I could go on. There was the woman who sang the National Anthem and tried to jazz up “free” as in “o’er the land of the free” and proved that maybe the Star Spangled Banner is no rollicking affair.

But enough. Let’s talk baseball, which I thoroughly enjoyed at the Boulders game.

There’s a certain purity to be found in minor league baseball that once existed in the bigs but doesn’t much anymore.

The Boulders played the Trois Rivieres Aigles from Quebec at Provident Bank Park in Pomona. It was cat and mouse for the first seven and a half innings with the score tiptoeing one run at a time, finally reaching 3-3. The Boulders needed a run; I needed a hot dog. They succeeded; I got a dog whose flavor was unlike any other frank I’d ever consumed. That is not a compliment.

The major leagues have fixated on the home run, to the near exclusion of other run-producing weapons. But as Rockland and Trois Rivieres had at it, I got a nice taste of what the game used to be about.

For example, I saw the Boulders attempt a hit-and-run play, and could not recall the last time I’d seen this exciting tactic. (The runner on first base starts running as the pitcher lets go of the ball. The batter must make contact because if he misses, the runner is toast. If the hitter succeeds and gets a base hit to the outfield, the runner could well reach third base.

Rockland tried it and failed but at least I saw the attempt. Done right, the hit-and-run is as much choreography as it is athleticism and fun to watch.

Something else you find at little places like Provident Bank Park is the sacrifice bunt to move a runner. Do they bunt at Citi Field and Yankee Stadium? Maybe not at the stadium because it’s an American League park and AL teams have the designated hitter – an abomination if you ask me – and probably figure they don’t need to ask their players to bunt.

I saw one of the Aigles lay a bunt down so exquisitely that it caught the Boulders’ infield glued in place. Keats easily could have been describing a left-handed batter pushing a bunt along the third base line when he observed that a thing of beauty is a joy forever.

Back to the present. The Boulders’ bats, which had been suffering from iron deficiency anemia, finally came to in the bottom of the eighth, and the home team scored six runs with single after single. Very exciting. The Aigles picked up two runs – on a home run – in the top of the ninth, and that was it. The final: 9-5. A nice evening.

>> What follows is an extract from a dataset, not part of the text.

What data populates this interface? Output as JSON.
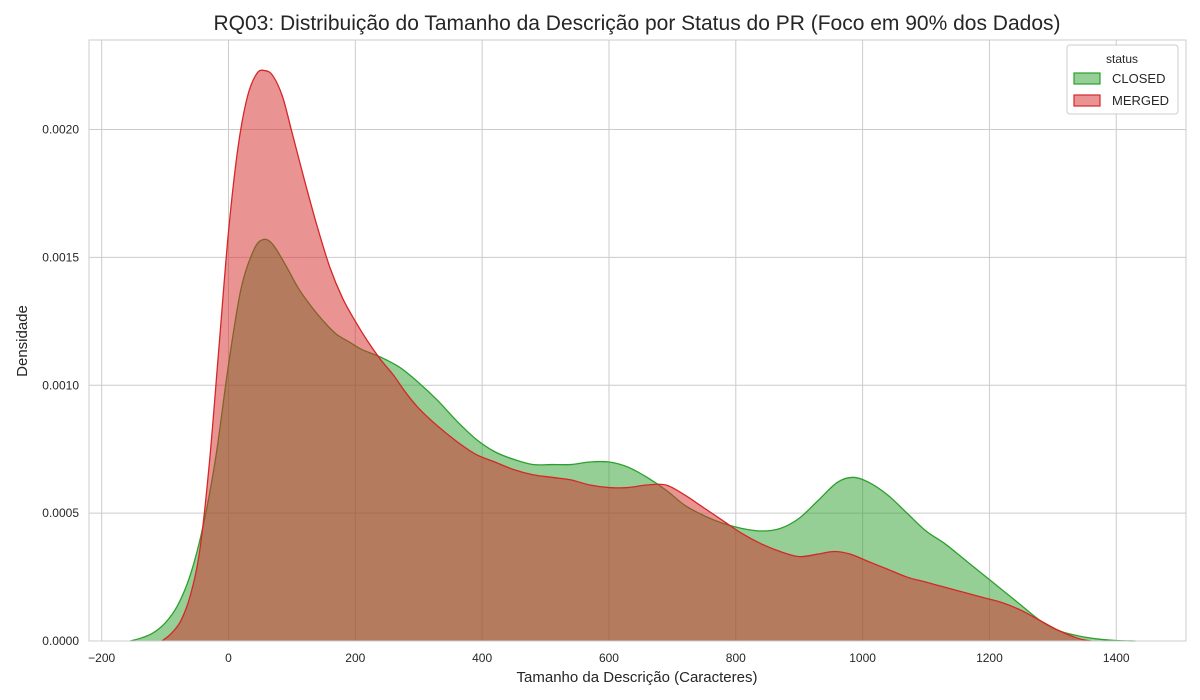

The hot dogs may taste like an alien life form, the management may make kids look like braying fools by tossing t-shirts into the stands and the children pleased for a shirt to be thrown in their direction, and we still may be blasted with a few notes from the Toreador Song, the Notre Dame Fight Song, and other adrenaline anthems after every pitch, but I’m going back.

It’s a great place to see some baseball.